I used to have this dream when I was on the cusp of falling asleep. I was floating through the world and as I drifted my size would change. I would shift from shrinking so much that everything around me seemed so massive to expanding in such a way that I was taking up huge chunks of space, compressing everything around me. There were no emotions attached to the dream, though I remember feeling slight anxiety about the transitory nature of my matter.
Life for me lately has been fully encompassed by creating space.
For the first time in a very long time (ever?) I am truly being called towards stillness in created space.
Filling space has never been a problem for me. Whether it’s with ambitious projects, eating, exercise, businesses, sports, volunteer work, travel or social endeavors- I am an expert at filling time and space. These are things I’ve been shedding. Replacing the narrative of “I should therefore I will” with “I choose to because I desire to” as guidance has unveiled how much my nature escapes the present moment with directive space filling.
And so, we sit in empty spaces and resist the urge to fill them.
There is an interesting paradox for me forming between my tendency to fill space energetically and otherwise with busy-ness, as well as my lean towards using food as another filler. It’s been a year of imbalances coming to the forefront. The year started with a stark wake up call when my body went on revolt. Symptoms including extreme hormonal imbalance symptoms, weight gain, and a loss of the freedoms I used to have with my movement and metabolism. What had likely began as adrenal fatigue years ago went full scale, roping in my thyroid and hormones too. All this on top of facing the shedding of the brand I spent my early career years building and growing, and working through transitions in my personal life.

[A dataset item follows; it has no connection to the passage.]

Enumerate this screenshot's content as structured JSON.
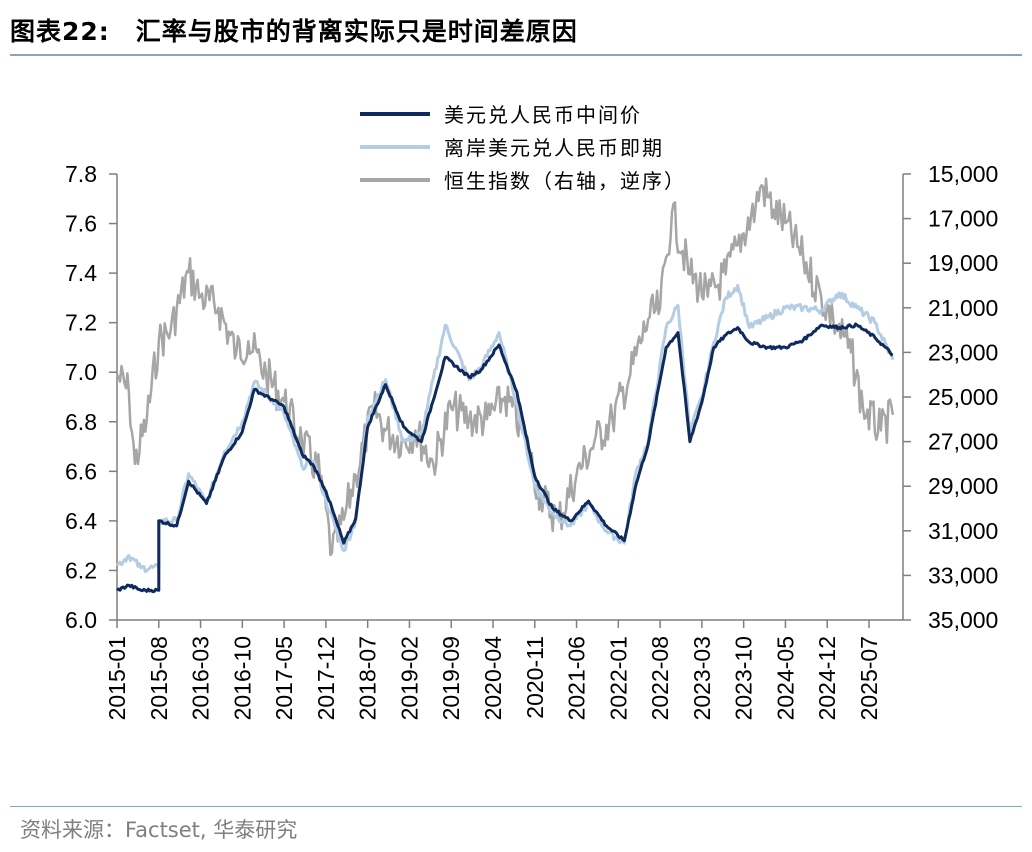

What I’ve noticed now after dedicating time to rebalancing is that while my symptoms have largely cleared up, what I am left with is about 40 extra pounds on my body from where I started. It seems even my body is more comfortable with filling space than it is with allowing voids to be happy places too. This, in itself, has created it’s own wave to ride along the journey.
It’s brought to my attention that I’ve always had body issues, as many women do. As I clear out space internally and externally I am left with rampant anxiety and judgement on self, two things I haven’t really ever had to face. The validation offered to me via sports, competitive riding success, entrepreneurship and management early on in adult life kept my energy focused elsewhere. I am now being asked to redefine my relationships with aesthetics, femininity, my physical presence, and myself. I am lucky enough to be on this portion of the journey with a unbelievably sound partnership.. contrast to experiences in the past that were a part of my subconscious scheme to fill space with other’s chaos so I did not have to experience my own chaos.
In a recent breathwork session I had a vision of myself, my body, becoming the unsaid things between adults of my childhood. Things I’d absorbed unknowingly as an innocent. Things that I perceived made me guilty by default.
Space does not tell us to fill it. Rather, we find ways to fill and organize it for our own entitlement. Filling space brings many of us comfort, as wide open space remind how insignificant our human worries can be. Our bodies are a direct representation of our relation to space and to ourselves. The unconscious will shift our outwards flesh into whatever form it needs to feel safe. How many of us walk around entirely unaware of this fascinating process?
As I always do, I’ve settled into this awareness. There is a poetry to sitting with everything that swirls around a liberated space. Some days I find emptiness with a peacefulness alongside it. Other days I am insatiable with the need to fill space. The rest I am content to just observe. Adding a layer onto this I’ve begun (on ND’s orders) experimenting with intermittent fasting. It’s surprised me how easy it is to fall into this routine. It’s brought purpose and logic to feeling open, and an awareness to how much I’ve filled space just for the sake of feeling full in the past. It feels less like a challenge and more like an awakening. As if a connected piece of me is being shaken out of a slumber and rising up to the surface again; having been sheltered from the storm and the metamorphosis by a well crafted armor.
Our bodies do know best, after all, as much as we like to think otherwise.
The most fascinating part of all this to me is how much more drawn I am to creative work. Painting, writing, intuitive movement have all been calling me more and more. I find it difficult to stay within a “status quo” lifestyle and instead find myself exploring and enjoying the quietness of slow days. It’s as though I am slowly detoxing the hustle and grind energy from my body; allowing myself to expand and contract in a more synonymous flow with the ebb and flow of nature.
My new workspace and freedom to expand into my own evolution has provided a wonderful canvas for my professional life. Space in my schedule no longer brings anxiety. Instead it brings time to rest, play, create or simply be. I do not know exactly what comes next and the internal voice affirms that this is okay. I can continue writing this chapter without plotting the next, for now. I can simply exist – no permission needed- with the love that surrounds me, the creativity that fills me and the wide open spaces I am creating for myself.
Is that not what we are here to do? Simply being; existing in the wide open spaces we find ourselves in with no more than a witnessing of how we fill those spaces.